また劇中にはいくつかの家族の形が登場するが、そのどれもが完璧ではないものとして描かれながらも「強い絆を感じた」という感想も届いた。瀬々監督は「おっしゃる通りですね」と同調し、「“本当の家族、正しい家族ってなんだ”というところに、重松清さんは疑問を呈している。どこか欠けていたり、偽の関係であったとしても、“それはそれでいいんじゃないか”ということを提示されている」と分析した。

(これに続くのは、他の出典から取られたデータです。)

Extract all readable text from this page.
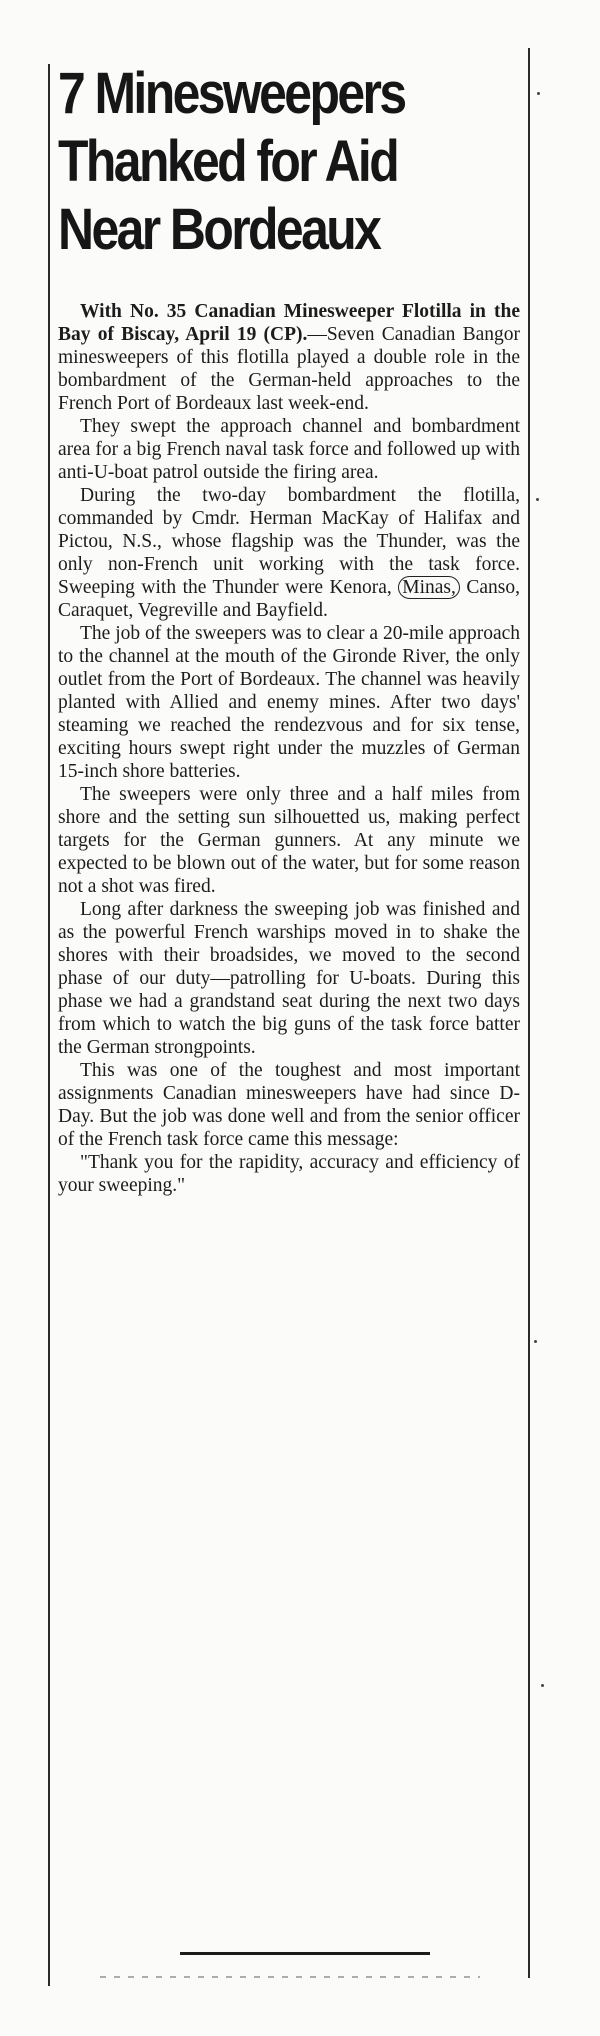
7 Minesweepers
Thanked for Aid
Near Bordeaux

With No. 35 Canadian Minesweeper Flotilla in the Bay of Biscay, April 19 (CP).—Seven Canadian Bangor minesweepers of this flotilla played a double role in the bombardment of the German-held approaches to the French Port of Bordeaux last week-end.

They swept the approach channel and bombardment area for a big French naval task force and followed up with anti-U-boat patrol outside the firing area.

During the two-day bombardment the flotilla, commanded by Cmdr. Herman MacKay of Halifax and Pictou, N.S., whose flagship was the Thunder, was the only non-French unit working with the task force. Sweeping with the Thunder were Kenora, Minas, Canso, Caraquet, Vegreville and Bayfield.

The job of the sweepers was to clear a 20-mile approach to the channel at the mouth of the Gironde River, the only outlet from the Port of Bordeaux. The channel was heavily planted with Allied and enemy mines. After two days' steaming we reached the rendezvous and for six tense, exciting hours swept right under the muzzles of German 15-inch shore batteries.

The sweepers were only three and a half miles from shore and the setting sun silhouetted us, making perfect targets for the German gunners. At any minute we expected to be blown out of the water, but for some reason not a shot was fired.

Long after darkness the sweeping job was finished and as the powerful French warships moved in to shake the shores with their broadsides, we moved to the second phase of our duty—patrolling for U-boats. During this phase we had a grandstand seat during the next two days from which to watch the big guns of the task force batter the German strongpoints.

This was one of the toughest and most important assignments Canadian minesweepers have had since D-Day. But the job was done well and from the senior officer of the French task force came this message:

"Thank you for the rapidity, accuracy and efficiency of your sweeping."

「ヤス自身も母を早くに亡くし、叔父夫婦に引き取られて育っている。自分の存在がどこか不確かなところから、始まっている。でも“不確かでもいいんじゃないか”という、生き方の指針がある。それは、重松さんの言いたかったことだと思う。『とんび』という原作小説は、お涙ちょうだいの古い話みたいに一見は見えるんだけど、実はいまの問題もえぐっている気がする。いまだって女性1人で子どもを育てられている人、父子家庭だってある。そういった現代性や多様な家族の在り方も、突き刺しているような原作。だからこの物語は古びれないんだと思う」と原作の持つ普遍性を熱弁すると、観客の男性は「映画を観ていて、“本当の幸せってなに?”と問いかけられているような気がしました」と瀬々監督の言葉に熱心に聞き入っていた。

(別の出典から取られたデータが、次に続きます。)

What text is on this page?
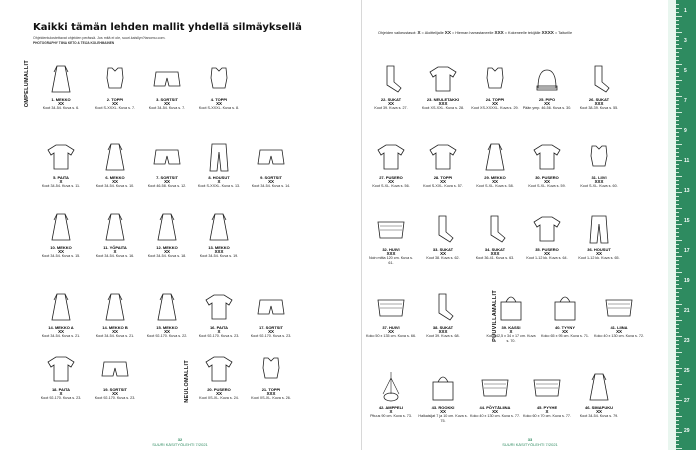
Kaikki tämän lehden mallit yhdellä silmäyksellä
Ohjeidentulostettavat ohjeiden perässä. Jos mitä ei ole, suuri.kaisllyn?tanomu.com.
PHOTOGRAPHY TIINA KETO & TEIJA KOLEHMAINEN
Ohjeiden vaikeustasot: X = Aloittelijalle XX = Hieman harrastaneelle XXX = Kokeneelle tekijälle XXXX = Taiturille
OMPELUMALLIT
NEULOMALLIT
PUUVILLAMALLIT
1. MEKKO
XX
Koot 34-54. Kuva s. 6.
2. TOPPI
XX
Koot S-XXXL. Kuva s. 7.
3. SORTSIT
XX
Koot 34-54. Kuva s. 7.
4. TOPPI
XX
Koot S-XXXL. Kuva s. 8.
5. PAITA
X
Koot 34-54. Kuva s. 11.
6. MEKKO
XX
Koot 34-54. Kuva s. 10.
7. SORTSIT
XX
Koot 46-58. Kuva s. 12.
8. HOUSUT
X
Koot S-XXXL. Kuva s. 13.
9. SORTSIT
XX
Koot 34-54. Kuva s. 14.
10. MEKKO
XX
Koot 34-54. Kuva s. 15.
11. YÖPAITA
X
Koot 34-54. Kuva s. 16.
12. MEKKO
XX
Koot 34-54. Kuva s. 18.
13. MEKKO
XXX
Koot 34-54. Kuva s. 19.
14. MEKKO A
XX
Koot 34-54. Kuva s. 21.
14. MEKKO B
XX
Koot 34-54. Kuva s. 21.
15. MEKKO
XX
Koot 92-170. Kuva s. 22.
16. PAITA
X
Koot 92-170. Kuva s. 23.
17. SORTSIT
XX
Koot 92-170. Kuva s. 23.
18. PAITA
X
Koot 92-170. Kuva s. 23.
19. SORTSIT
XX
Koot 92-170. Kuva s. 23.
20. PUSERO
XX
Koot XS-XL. Kuva s. 24.
21. TOPPI
XXX
Koot XS-XL. Kuva s. 26.
22. SUKAT
XX
Koot 39. Kuva s. 27.
23. NEULETAKKI
XXX
Koot XS-XXL. Kuva s. 28.
24. TOPPI
XX
Koot XS-XXXXL. Kuva s. 29.
25. PIPO
XX
Pään ymp. 46-56. Kuva s. 30.
26. SUKAT
XXX
Koot 38-39. Kuva s. 55.
27. PUSERO
XX
Koot S-XL. Kuva s. 56.
28. TOPPI
XX
Koot S-XXL. Kuva s. 57.
29. MEKKO
XX
Koot S-XL. Kuva s. 58.
30. PUSERO
XX
Koot S-XL. Kuva s. 59.
31. LIIVI
XXX
Koot S-XL. Kuva s. 60.
32. HUIVI
XXX
Noin mitta 120 cm. Kuva s. 61.
33. SUKAT
XX
Koot 38. Kuva s. 62.
34. SUKAT
XXX
Koot 36-41. Kuva s. 63.
35. PUSERO
XX
Koot 1-12 kk. Kuva s. 64.
36. HOUSUT
XX
Koot 1-12 kk. Kuva s. 65.
37. HUIVI
XX
Koko 50 x 135 cm. Kuva s. 66.
38. SUKAT
XXX
Koot 39. Kuva s. 68.
39. KASSI
X
Koko 42,5 x 34 x 17 cm. Kuva s. 70.
40. TYYNY
XX
Koko 65 x 95 cm. Kuva s. 71.
41. LIINA
XX
Koko 40 x 130 cm. Kuva s. 72.
42. AMPPELI
X
Pituus 90 cm. Kuva s. 73.
43. ROOKKI
XX
Halkaisijat 7 ja 10 cm. Kuva s. 75.
44. PÖYTÄLIINA
XX
Koko 40 x 130 cm. Kuva s. 77.
45. PYYHE
X
Koko 60 x 70 cm. Kuva s. 77.
46. SIMAPUKU
XX
Koot 34-54. Kuva s. 79.
32
SUURI KÄSITYÖLEHTI 7/2021
33
SUURI KÄSITYÖLEHTI 7/2021
1
3
5
7
9
11
13
15
17
19
21
23
25
27
29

そして「胸がいっぱいです」と感動しながら、「私自身も母親なので、お母さんのようになって、アキラのことを守ろうとする女性たちが印象的。女性たちのお話を聞かせていただけたら」という質問に、瀬々監督は「重松さんの原作には、新しい女性像や、新しい生き方をする女性を認めようとしているところがあると思う」とコメント。「薬師丸ひろ子さん演じるたえ子は、戦後すぐの時代に、離婚して娘を置いて出てきた女性。日本伝統の家族制度から飛びだそうとした女性像で、当時としては新しい女性だと思う。杏さんの演じた由美も、80年代にバリバリと仕事をしている先駆者のような女性。(彼女たちは)母親であること、女性であること、人間であること、そういった選択のせめぎ合いのなかで、決して母親であることも捨てずに、人間であることを選ぶ。“女性は家を守ればいい”という古い話ではなく、新しい生き方をも肯定しようとしているのが、『とんび』の世界」と女性の描き方からも、本作の魅力を紐解いていた。